The advantage for artists, says Resch, is that “corporations are not seen as resellersthey tend to pay quickly and can enhance the artist’s brand through the partnership. On the other hand, the purchasing process may take longer due to the need for multiple approvals before the transaction is finalized.”
Companies can sell works to channel the proceeds to charitable initiatives or “because they have a fiduciary responsibility to understand the increase in value of an object,” Coombs says.

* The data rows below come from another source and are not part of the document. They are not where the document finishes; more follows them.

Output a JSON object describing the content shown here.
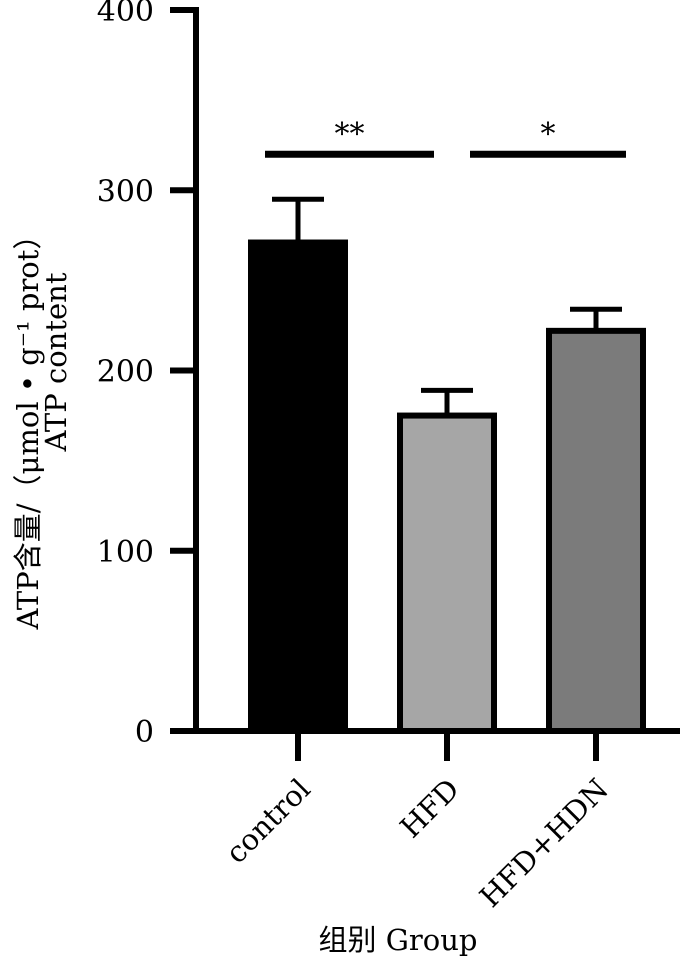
{
  "chart_data": {
    "type": "bar",
    "categories": [
      "control",
      "HFD",
      "HFD+HDN"
    ],
    "values": [
      271,
      175,
      222
    ],
    "errors": [
      24,
      14,
      12
    ],
    "bar_colors": [
      "#000000",
      "#a6a6a6",
      "#7b7b7b"
    ],
    "ylabel_line1": "ATP含量/（μmol • g⁻¹ prot）",
    "ylabel_line2": "ATP content",
    "xlabel": "组别  Group",
    "ylim": [
      0,
      400
    ],
    "yticks": [
      0,
      100,
      200,
      300,
      400
    ],
    "grid": false,
    "significance": [
      {
        "from": 0,
        "to": 1,
        "label": "**",
        "y": 320
      },
      {
        "from": 1,
        "to": 2,
        "label": "*",
        "y": 320
      }
    ]
  }
}
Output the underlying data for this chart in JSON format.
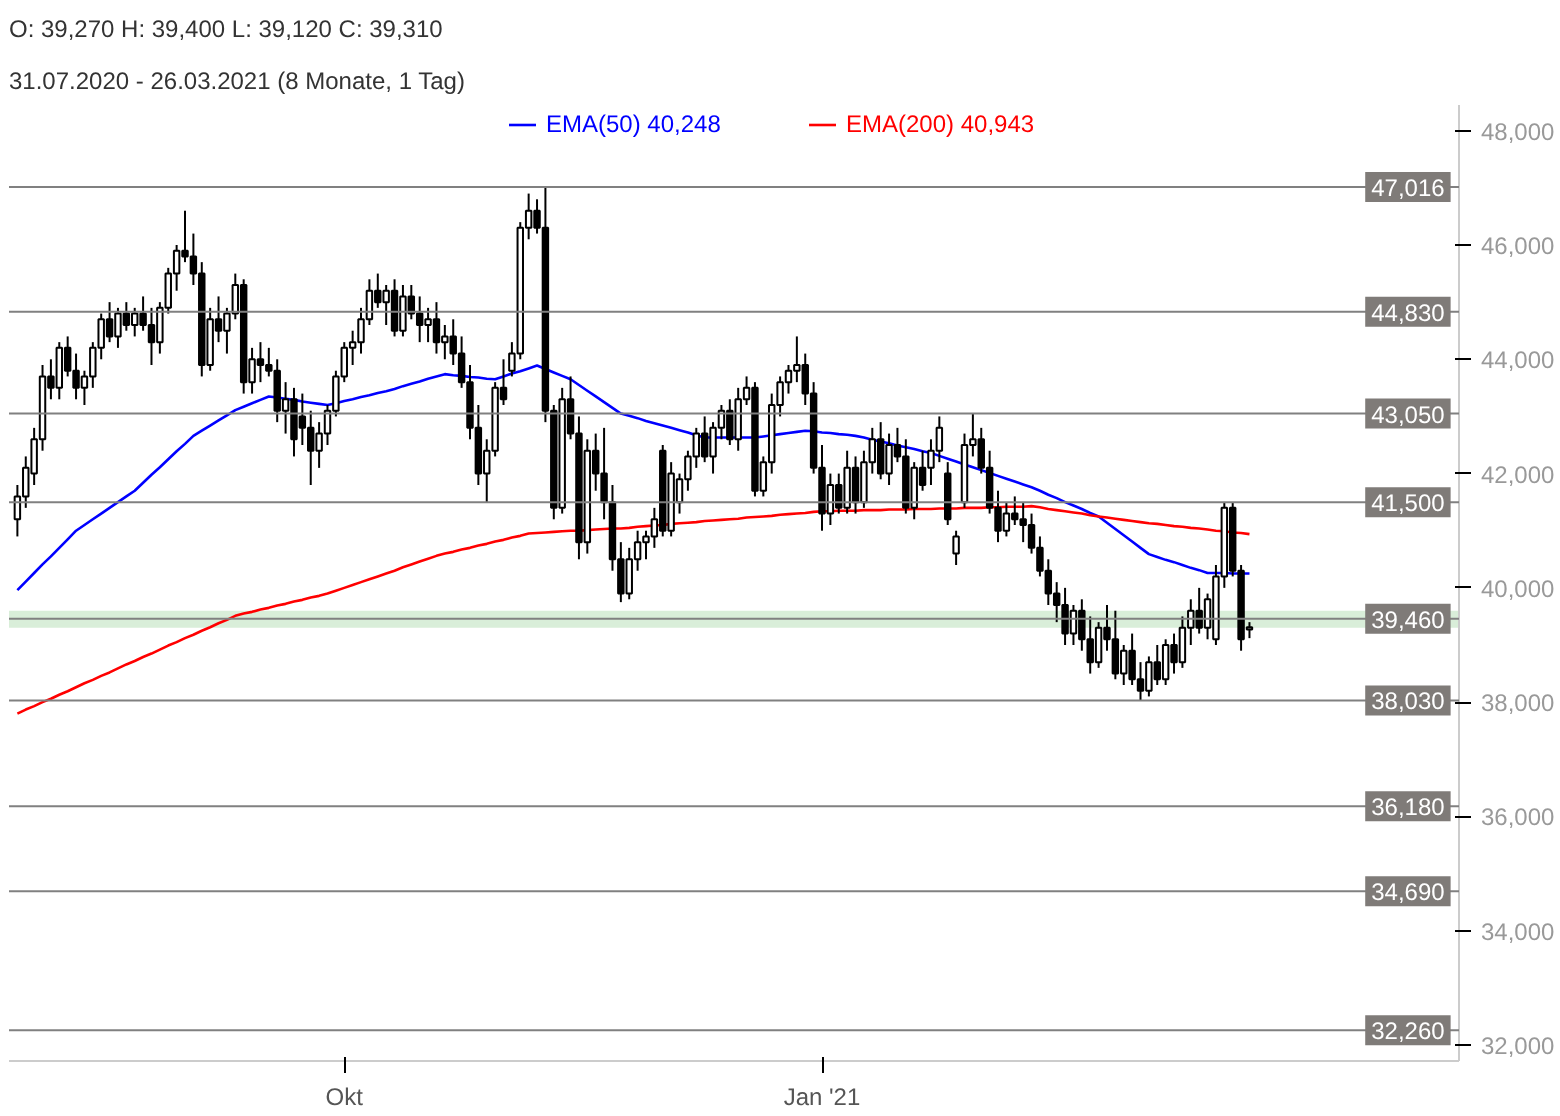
{
  "chart_data": {
    "type": "candlestick",
    "title": "O: 39,270  H: 39,400  L: 39,120  C: 39,310",
    "subtitle": "31.07.2020 - 26.03.2021   (8 Monate, 1 Tag)",
    "categories": [
      null,
      null,
      null,
      null,
      null,
      null,
      null,
      null,
      null,
      null,
      null,
      null,
      null,
      null,
      null,
      null,
      null,
      null,
      null,
      null,
      null,
      null,
      null,
      null,
      null,
      null,
      null,
      null,
      null,
      null,
      null,
      null,
      null,
      null,
      null,
      null,
      null,
      null,
      null,
      "Okt",
      null,
      null,
      null,
      null,
      null,
      null,
      null,
      null,
      null,
      null,
      null,
      null,
      null,
      null,
      null,
      null,
      null,
      null,
      null,
      null,
      null,
      null,
      null,
      null,
      null,
      null,
      null,
      null,
      null,
      null,
      null,
      null,
      null,
      null,
      null,
      null,
      null,
      null,
      null,
      null,
      null,
      null,
      null,
      null,
      null,
      null,
      null,
      null,
      null,
      null,
      null,
      null,
      null,
      null,
      null,
      null,
      "Jan '21",
      null,
      null,
      null,
      null,
      null,
      null,
      null,
      null,
      null,
      null,
      null,
      null,
      null,
      null,
      null,
      null,
      null,
      null,
      null,
      null,
      null,
      null,
      null,
      null,
      null,
      null,
      null,
      null,
      null,
      null,
      null,
      null,
      null,
      null,
      null,
      null,
      null,
      null,
      null,
      null,
      null,
      null,
      null,
      null,
      null,
      null,
      null,
      null,
      null,
      null,
      null
    ],
    "ohlc": [
      [
        41200,
        41800,
        40900,
        41600
      ],
      [
        41600,
        42300,
        41400,
        42100
      ],
      [
        42000,
        42800,
        41800,
        42600
      ],
      [
        42600,
        43900,
        42400,
        43700
      ],
      [
        43700,
        44000,
        43300,
        43500
      ],
      [
        43500,
        44300,
        43300,
        44200
      ],
      [
        44200,
        44400,
        43700,
        43800
      ],
      [
        43800,
        44100,
        43300,
        43500
      ],
      [
        43500,
        43800,
        43200,
        43700
      ],
      [
        43700,
        44300,
        43500,
        44200
      ],
      [
        44200,
        44800,
        44000,
        44700
      ],
      [
        44700,
        45000,
        44300,
        44400
      ],
      [
        44400,
        44900,
        44200,
        44800
      ],
      [
        44800,
        45000,
        44500,
        44600
      ],
      [
        44600,
        44900,
        44400,
        44800
      ],
      [
        44800,
        45100,
        44500,
        44600
      ],
      [
        44600,
        44900,
        43900,
        44300
      ],
      [
        44300,
        45000,
        44100,
        44900
      ],
      [
        44900,
        45600,
        44800,
        45500
      ],
      [
        45500,
        46000,
        45200,
        45900
      ],
      [
        45900,
        46600,
        45700,
        45800
      ],
      [
        45800,
        46200,
        45300,
        45500
      ],
      [
        45500,
        45700,
        43700,
        43900
      ],
      [
        43900,
        44900,
        43800,
        44700
      ],
      [
        44700,
        45100,
        44300,
        44500
      ],
      [
        44500,
        44900,
        44100,
        44800
      ],
      [
        44800,
        45500,
        44700,
        45300
      ],
      [
        45300,
        45400,
        43400,
        43600
      ],
      [
        43600,
        44200,
        43400,
        44000
      ],
      [
        44000,
        44300,
        43600,
        43900
      ],
      [
        43900,
        44200,
        43700,
        43800
      ],
      [
        43800,
        44000,
        42900,
        43100
      ],
      [
        43100,
        43600,
        42700,
        43300
      ],
      [
        43300,
        43500,
        42300,
        42600
      ],
      [
        43000,
        43400,
        42500,
        42800
      ],
      [
        42800,
        43100,
        41800,
        42400
      ],
      [
        42400,
        42900,
        42100,
        42700
      ],
      [
        42700,
        43200,
        42500,
        43100
      ],
      [
        43100,
        43800,
        43000,
        43700
      ],
      [
        43700,
        44300,
        43600,
        44200
      ],
      [
        44200,
        44500,
        43900,
        44300
      ],
      [
        44300,
        44900,
        44100,
        44700
      ],
      [
        44700,
        45400,
        44600,
        45200
      ],
      [
        45200,
        45500,
        44900,
        45000
      ],
      [
        45000,
        45300,
        44600,
        45200
      ],
      [
        45200,
        45400,
        44400,
        44500
      ],
      [
        44500,
        45300,
        44400,
        45100
      ],
      [
        45100,
        45300,
        44700,
        44800
      ],
      [
        44800,
        45100,
        44300,
        44600
      ],
      [
        44600,
        44900,
        44300,
        44700
      ],
      [
        44700,
        45000,
        44100,
        44300
      ],
      [
        44300,
        44600,
        44000,
        44400
      ],
      [
        44400,
        44700,
        43900,
        44100
      ],
      [
        44100,
        44400,
        43500,
        43600
      ],
      [
        43600,
        43900,
        42600,
        42800
      ],
      [
        42800,
        43200,
        41800,
        42000
      ],
      [
        42000,
        42600,
        41500,
        42400
      ],
      [
        42400,
        43600,
        42300,
        43500
      ],
      [
        43500,
        44000,
        43200,
        43300
      ],
      [
        43800,
        44300,
        43700,
        44100
      ],
      [
        44100,
        46400,
        44000,
        46300
      ],
      [
        46300,
        46900,
        46100,
        46600
      ],
      [
        46600,
        46800,
        46200,
        46300
      ],
      [
        46300,
        47016,
        42900,
        43100
      ],
      [
        43100,
        43200,
        41200,
        41400
      ],
      [
        41400,
        43500,
        41300,
        43300
      ],
      [
        43300,
        43700,
        42600,
        42700
      ],
      [
        42700,
        43000,
        40500,
        40800
      ],
      [
        40800,
        42600,
        40600,
        42400
      ],
      [
        42400,
        42700,
        41700,
        42000
      ],
      [
        42000,
        42800,
        41200,
        41500
      ],
      [
        41500,
        41800,
        40300,
        40500
      ],
      [
        40500,
        40800,
        39750,
        39900
      ],
      [
        39900,
        40700,
        39800,
        40500
      ],
      [
        40500,
        41000,
        40300,
        40800
      ],
      [
        40800,
        41000,
        40500,
        40900
      ],
      [
        40900,
        41400,
        40700,
        41200
      ],
      [
        42400,
        42500,
        40900,
        41000
      ],
      [
        41000,
        42200,
        40900,
        42000
      ],
      [
        41500,
        42000,
        41300,
        41900
      ],
      [
        41900,
        42400,
        41700,
        42300
      ],
      [
        42300,
        42800,
        42100,
        42700
      ],
      [
        42700,
        43000,
        42200,
        42300
      ],
      [
        42300,
        42900,
        42000,
        42800
      ],
      [
        42800,
        43200,
        42600,
        43100
      ],
      [
        43100,
        43300,
        42500,
        42600
      ],
      [
        42600,
        43500,
        42400,
        43300
      ],
      [
        43300,
        43700,
        43200,
        43500
      ],
      [
        43500,
        43600,
        41600,
        41700
      ],
      [
        41700,
        42300,
        41600,
        42200
      ],
      [
        42200,
        43400,
        42000,
        43200
      ],
      [
        43200,
        43700,
        43000,
        43600
      ],
      [
        43600,
        43900,
        43400,
        43800
      ],
      [
        43800,
        44400,
        43600,
        43900
      ],
      [
        43900,
        44100,
        43200,
        43400
      ],
      [
        43400,
        43600,
        42000,
        42100
      ],
      [
        42100,
        42500,
        41000,
        41300
      ],
      [
        41300,
        42000,
        41100,
        41800
      ],
      [
        41800,
        42000,
        41300,
        41400
      ],
      [
        41400,
        42400,
        41300,
        42100
      ],
      [
        42100,
        42300,
        41300,
        41500
      ],
      [
        41500,
        42400,
        41400,
        42200
      ],
      [
        42200,
        42800,
        42000,
        42600
      ],
      [
        42600,
        42900,
        41900,
        42000
      ],
      [
        42000,
        42700,
        41800,
        42500
      ],
      [
        42500,
        42800,
        42200,
        42300
      ],
      [
        42300,
        42600,
        41300,
        41400
      ],
      [
        41400,
        42200,
        41200,
        42100
      ],
      [
        42100,
        42400,
        41700,
        41800
      ],
      [
        42100,
        42600,
        41800,
        42400
      ],
      [
        42400,
        43000,
        42200,
        42800
      ],
      [
        42000,
        42200,
        41100,
        41200
      ],
      [
        40600,
        41000,
        40400,
        40900
      ],
      [
        41500,
        42700,
        41400,
        42500
      ],
      [
        42500,
        43050,
        42300,
        42600
      ],
      [
        42600,
        42800,
        42000,
        42100
      ],
      [
        42100,
        42400,
        41300,
        41400
      ],
      [
        41400,
        41700,
        40800,
        41000
      ],
      [
        41000,
        41500,
        40900,
        41300
      ],
      [
        41300,
        41600,
        41100,
        41200
      ],
      [
        41200,
        41500,
        40800,
        41100
      ],
      [
        41100,
        41300,
        40600,
        40700
      ],
      [
        40700,
        40900,
        40200,
        40300
      ],
      [
        40300,
        40500,
        39700,
        39900
      ],
      [
        39900,
        40100,
        39400,
        39700
      ],
      [
        39700,
        40000,
        39000,
        39200
      ],
      [
        39200,
        39700,
        39000,
        39600
      ],
      [
        39600,
        39800,
        38900,
        39100
      ],
      [
        39100,
        39500,
        38500,
        38700
      ],
      [
        38700,
        39400,
        38600,
        39300
      ],
      [
        39300,
        39700,
        38900,
        39100
      ],
      [
        39100,
        39600,
        38400,
        38500
      ],
      [
        38500,
        39000,
        38300,
        38900
      ],
      [
        38900,
        39200,
        38300,
        38400
      ],
      [
        38400,
        38700,
        38030,
        38200
      ],
      [
        38200,
        38800,
        38100,
        38700
      ],
      [
        38700,
        39000,
        38300,
        38400
      ],
      [
        38400,
        39100,
        38300,
        39000
      ],
      [
        39000,
        39200,
        38500,
        38700
      ],
      [
        38700,
        39500,
        38600,
        39300
      ],
      [
        39300,
        39800,
        39000,
        39600
      ],
      [
        39600,
        40000,
        39200,
        39300
      ],
      [
        39300,
        39900,
        39100,
        39800
      ],
      [
        39100,
        40400,
        39000,
        40200
      ],
      [
        40200,
        41500,
        40000,
        41400
      ],
      [
        41400,
        41500,
        40200,
        40300
      ],
      [
        40300,
        40400,
        38900,
        39100
      ],
      [
        39270,
        39400,
        39120,
        39310
      ]
    ],
    "series": [
      {
        "type": "line",
        "name": "EMA(50) 40,248",
        "color": "#0000ff",
        "values": [
          39960,
          40110,
          40260,
          40410,
          40550,
          40700,
          40850,
          41000,
          41100,
          41200,
          41300,
          41400,
          41500,
          41600,
          41700,
          41840,
          41980,
          42110,
          42250,
          42390,
          42520,
          42660,
          42750,
          42840,
          42930,
          43020,
          43110,
          43170,
          43230,
          43290,
          43350,
          43330,
          43310,
          43290,
          43260,
          43240,
          43220,
          43200,
          43230,
          43270,
          43300,
          43340,
          43370,
          43410,
          43440,
          43480,
          43530,
          43570,
          43610,
          43660,
          43700,
          43740,
          43720,
          43710,
          43690,
          43680,
          43660,
          43650,
          43700,
          43750,
          43790,
          43840,
          43890,
          43830,
          43770,
          43710,
          43650,
          43550,
          43450,
          43350,
          43250,
          43150,
          43050,
          43010,
          42970,
          42920,
          42880,
          42840,
          42800,
          42760,
          42720,
          42670,
          42630,
          42630,
          42630,
          42630,
          42630,
          42630,
          42630,
          42650,
          42670,
          42690,
          42710,
          42730,
          42750,
          42740,
          42720,
          42710,
          42690,
          42680,
          42660,
          42630,
          42590,
          42560,
          42530,
          42490,
          42460,
          42430,
          42390,
          42360,
          42310,
          42260,
          42210,
          42160,
          42110,
          42060,
          42010,
          41960,
          41910,
          41860,
          41810,
          41760,
          41700,
          41630,
          41570,
          41500,
          41440,
          41380,
          41310,
          41250,
          41140,
          41030,
          40920,
          40810,
          40700,
          40590,
          40540,
          40490,
          40450,
          40400,
          40350,
          40310,
          40260,
          40260,
          40260,
          40250,
          40250,
          40250
        ]
      },
      {
        "type": "line",
        "name": "EMA(200) 40,943",
        "color": "#ff0000",
        "values": [
          37800,
          37870,
          37930,
          38000,
          38060,
          38130,
          38190,
          38260,
          38330,
          38390,
          38460,
          38520,
          38590,
          38660,
          38720,
          38790,
          38850,
          38920,
          38990,
          39050,
          39120,
          39180,
          39250,
          39310,
          39380,
          39440,
          39510,
          39550,
          39580,
          39620,
          39650,
          39690,
          39720,
          39760,
          39790,
          39830,
          39860,
          39900,
          39950,
          40000,
          40050,
          40100,
          40150,
          40200,
          40250,
          40300,
          40360,
          40410,
          40460,
          40510,
          40560,
          40600,
          40630,
          40670,
          40700,
          40740,
          40770,
          40810,
          40840,
          40880,
          40910,
          40950,
          40960,
          40970,
          40980,
          40990,
          41000,
          41000,
          41010,
          41020,
          41030,
          41040,
          41040,
          41050,
          41070,
          41080,
          41090,
          41100,
          41120,
          41130,
          41140,
          41150,
          41170,
          41180,
          41190,
          41200,
          41210,
          41230,
          41240,
          41250,
          41260,
          41280,
          41290,
          41300,
          41310,
          41330,
          41340,
          41340,
          41350,
          41350,
          41350,
          41360,
          41360,
          41360,
          41370,
          41370,
          41370,
          41380,
          41380,
          41380,
          41390,
          41390,
          41390,
          41400,
          41400,
          41400,
          41410,
          41410,
          41420,
          41420,
          41420,
          41430,
          41410,
          41380,
          41360,
          41340,
          41320,
          41300,
          41270,
          41250,
          41230,
          41210,
          41190,
          41170,
          41150,
          41130,
          41120,
          41100,
          41080,
          41070,
          41050,
          41040,
          41020,
          41000,
          40990,
          40970,
          40960,
          40940
        ]
      }
    ],
    "ylim": [
      31720,
      48450
    ],
    "yticks": [
      {
        "value": 32000,
        "label": "32,000"
      },
      {
        "value": 34000,
        "label": "34,000"
      },
      {
        "value": 36000,
        "label": "36,000"
      },
      {
        "value": 38000,
        "label": "38,000"
      },
      {
        "value": 40000,
        "label": "40,000"
      },
      {
        "value": 42000,
        "label": "42,000"
      },
      {
        "value": 44000,
        "label": "44,000"
      },
      {
        "value": 46000,
        "label": "46,000"
      },
      {
        "value": 48000,
        "label": "48,000"
      }
    ],
    "ref_lines": [
      {
        "axis": "y",
        "value": 47016,
        "label": "47,016",
        "color": "#808080"
      },
      {
        "axis": "y",
        "value": 44830,
        "label": "44,830",
        "color": "#808080"
      },
      {
        "axis": "y",
        "value": 43050,
        "label": "43,050",
        "color": "#808080"
      },
      {
        "axis": "y",
        "value": 41500,
        "label": "41,500",
        "color": "#808080"
      },
      {
        "axis": "y",
        "value": 39460,
        "label": "39,460",
        "color": "#808080"
      },
      {
        "axis": "y",
        "value": 38030,
        "label": "38,030",
        "color": "#808080"
      },
      {
        "axis": "y",
        "value": 36180,
        "label": "36,180",
        "color": "#808080"
      },
      {
        "axis": "y",
        "value": 34690,
        "label": "34,690",
        "color": "#808080"
      },
      {
        "axis": "y",
        "value": 32260,
        "label": "32,260",
        "color": "#808080"
      }
    ],
    "bands": [
      {
        "axis": "y",
        "from": 39300,
        "to": 39600,
        "color": "#d9eed9"
      }
    ],
    "grid": false,
    "legend": "top"
  }
}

British Airways parent IAG sold works including those by Bridget Riley and Damien Hirst as aviation was hit hard during the pandemic. “They couldn’t really keep (Riley’s) work, eIt’s on their books as an asset.” says Franka Haiderer, Sotheby’s business development director for Europe and Asia.
The American retailer Neiman Marcus sold Alexander Calder’s “Mariposa” mobile phone (1951), for $18.2 million in 2020, after the company emerged from bankruptcy focused more on online sales, so it had fewer buildings in which to display art.
Deutsche Bank sold works by Wassily Kandinsky and Egon Schiele because, it says, they didn’t fit with its focus on modern artists. Färber prefers not to talk about value. “We do not collect art to invest. We have art in our buildings… we want to open the work to our clients, colleagues and the general public when we hold exhibitions.”
The evolution of the corporate portrait
When she was young, businesswoman Rose Hulse I rarely saw portraits of successful women of color. So a year ago he commissioned Frances Bell to paint it. “I am a woman in technology who has reached a certain level. “I wanted a painting that reflected that,” he says.
Hulse will hang the portrait in his home rather than the company office to reflect his sentiment that ““I am more than a company”. But he also didn’t want to reinforce the hierarchy. “It’s not just me. I run a flat organization. “It would be quite vain.”
While the pictures of directors of long-standing institutions – universities, unions and public companies – hang in public, More and more business founders commission self-portraits for private use, according to Martina Merelli, director of fine art commissions at the Royal Society of Portrait Painters. “Business owners are a little more careful. “They prefer to have it at home.”
In part, that’s due to the rise of remote work. “Portraits are quite influential objects, they are great tactile things. It makes less and less sense for people to meet online,” Bell says. “Businesses still need beautiful buildingsbut I wonder if that element of projecting longevity and stability is as important as it was, and if (it works) in the younger generation.
Alastair Adams, who has painted members of the Timpson family and former British Prime Minister Tony Blair, says some institutions have become more selective when choosing who to commemorate in a portrait. “If the company’s first CEO is a woman, that’s the kind of thing you would share.”
Now, more subjects choose not to wear a suitsays Merelli. “Many CEOs don’t pose for their painting in a suit and tie. We just finished a recent portrait: the business owner was wearing a t-shirt; This is how he behaves at work every day.”
Hulse is optimistic about his own work. “Portraits are important. When we all perish and pass away, that moment remains. It’s the way an artist sees you, he gets lost in a photograph.”